Duka Mendalam di Karawang
Belum genap 5 bulan pencabutan larangan terbang bagi maskapai asal Indonesia ke wilayah Uni Eropa, kecelakaan pesawat terbang kembali terjadi, Senin (29/10/2018).
Belum genap 5 bulan pencabutan larangan terbang bagi maskapai asal Indonesia ke wilayah Uni Eropa, kecelakaan pesawat terbang kembali terjadi, Senin (29/10/2018).
JAKARTA, KOMPAS - Kecelakaan menimpa pesawat Lion Air dengan nomor penerbangan JT 610, rute Jakarta-Pangkalpinang, Senin (29/10/2018) pagi di lepas pantai Karawang, Jawa Barat. Kejadian ini berulang setelah sejak 2017 tidak ada kecelakaan fatal di penerbangan komersial.
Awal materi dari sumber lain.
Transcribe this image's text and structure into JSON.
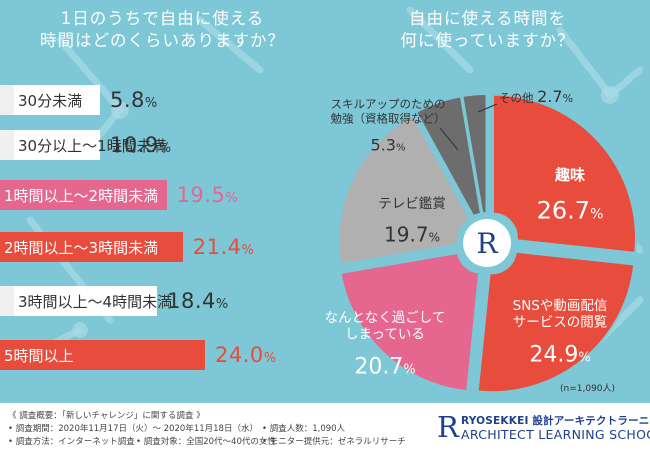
{
  "colors": {
    "background": "#7ec7d6",
    "highlight_pink": "#e5668f",
    "highlight_red": "#e74c3c",
    "bar_gray": "#555555",
    "pie_gray_light": "#b0b0b0",
    "pie_gray_dark": "#6d6d6d",
    "logo_blue": "#1f3f8f"
  },
  "left_title": {
    "line1": "1日のうちで自由に使える",
    "line2": "時間はどのくらいありますか？"
  },
  "right_title": {
    "line1": "自由に使える時間を",
    "line2": "何に使っていますか？"
  },
  "chart_data": [
    {
      "type": "bar",
      "orientation": "horizontal",
      "categories": [
        "30分未満",
        "30分以上～1時間未満",
        "1時間以上～2時間未満",
        "2時間以上～3時間未満",
        "3時間以上～4時間未満",
        "5時間以上"
      ],
      "values": [
        5.8,
        10.9,
        19.5,
        21.4,
        18.4,
        24.0
      ],
      "value_labels": [
        "5.8",
        "10.9",
        "19.5",
        "21.4",
        "18.4",
        "24.0"
      ],
      "unit": "%",
      "bar_colors": [
        "#555555",
        "#555555",
        "#e5668f",
        "#e74c3c",
        "#555555",
        "#e74c3c"
      ],
      "xlim": [
        0,
        24
      ]
    },
    {
      "type": "pie",
      "categories": [
        "趣味",
        "SNSや動画配信サービスの閲覧",
        "なんとなく過ごしてしまっている",
        "テレビ鑑賞",
        "スキルアップのための勉強（資格取得など）",
        "その他"
      ],
      "values": [
        26.7,
        24.9,
        20.7,
        19.7,
        5.3,
        2.7
      ],
      "value_labels": [
        "26.7",
        "24.9",
        "20.7",
        "19.7",
        "5.3",
        "2.7"
      ],
      "unit": "%",
      "slice_colors": [
        "#e74c3c",
        "#e74c3c",
        "#e5668f",
        "#b0b0b0",
        "#6d6d6d",
        "#6d6d6d"
      ],
      "label_lines": [
        [
          "趣味"
        ],
        [
          "SNSや動画配信",
          "サービスの閲覧"
        ],
        [
          "なんとなく過ごして",
          "しまっている"
        ],
        [
          "テレビ鑑賞"
        ],
        [
          "スキルアップのための",
          "勉強（資格取得など）"
        ],
        [
          "その他"
        ]
      ],
      "sample_note": "(n=1,090人)"
    }
  ],
  "survey": {
    "heading": "《 調査概要：「新しいチャレンジ」に関する調査 》",
    "period": "• 調査期間：2020年11月17日（火）～ 2020年11月18日（水）",
    "count": "• 調査人数：1,090人",
    "method": "• 調査方法：インターネット調査",
    "target": "• 調査対象：全国20代～40代の女性",
    "provider": "• モニター提供元：ゼネラルリサーチ"
  },
  "logo": {
    "mark": "R",
    "line1": "RYOSEKKEI 設計アーキテクトラーニング",
    "line2": "ARCHITECT LEARNING SCHOOL"
  }
}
Hingga kemarin malam, tim penyelamat masih berupaya mencari titik jatuhnya pesawat di perairan yang memiliki kedalaman antara 30-35 meter ini. Kotak hitam pesawat juga belum ditemukan.
Presiden Joko Widodo menginstruksi agar pencarian badan pesawat dan 189 korban termasuk kru pesawat, dilakukan 24 jam. "Saat ini, kami kerja sekeras-kerasnya di lapangan, di lokasi, agar badan pesawat dan korban segera diketemukan," tegas Presiden di Bandara Internasional Soekarno-Hatta.
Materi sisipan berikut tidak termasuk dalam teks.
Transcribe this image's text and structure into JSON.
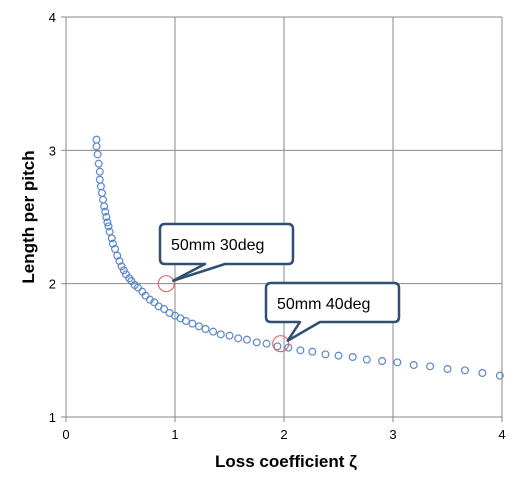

Ketua Basarnas Marsekal Madya Muhammad Syaugi mengatakan, pencarian akan dilakukan tahap pertama tujuh hari ke depan. Selanjutnya, jika korban dan badan pesawat belum ditemukan, pencarian akan ditambah tiga hari. Jika masih ada kemungkinan pencarian korban, badan pesawat, serta kotak hitam, maka pencarian akan dilanjutkan lagi.
Menteri Perhubungan Budi Karya Sumadi mengatakan, pihaknya membuka 3 posko untuk peristiwa ini, yakni di Bandara Soekarno-Hatta, Bandara Halim Perdanakusuma, dan Bandara Pangkalpinang.
Meskipun menilai hampir tidak ada kelalaian lembaga Airnav Indonesia, Budi menyerahkan penyelidikan jatuhnya pesawat itu ke Komite Nasional Keselamatan Transportasi (KNKT).
Sejauh ini, kata Budi Karya, kecelakaan pesawat terakhir terjadi dua atau tiga tahun lalu.
Pada Juni 2018, Uni Eropa (UE) menghapuskan Indonesia dari daftar negara yang dianggap keselamatan penerbangan sipilnya rendah. Langkah ini sekaligus mencabut larangan terbang bagi maskapai Indonesia ke wilayah UE.
Terhadap maskapai penerbangan Lion Air, Budi Karya mengatakan, jika ada kelalaian yang menyebabkan kecelakaan ini, pihaknya akan merujuk pada peraturan.
Kepala Polda Jabar Inspektur Jenderal Agung Budi Maryoto menyatakan, petugas belum menemukan kotak hitam pesawat karena terhambat kondisi di lapangan. Jatuhnya pesawat menyebabkan lumpur naik sehingga pandangan penyelam terganggu.
Kepala Instalansi Kedokteran Forensik RS Polri Kramat Jati Komisaris Besar Edy P mengatakan, sampai pukul 19.55 sudah 18 kantong jenazah dibawa ke rumah sakit ini. Proses identifikasi jenazah masih berlangsung.
Sempat bermasalah
Sehari sebelumnya, Minggu, sistem operasi pesawat Lion Air bernomor registrasi PK-LQP ini sempat bermasalah. Namun pihak maskapai menegaskan, masalah telah dibenahi sebelum pesawat kembali beroperasi.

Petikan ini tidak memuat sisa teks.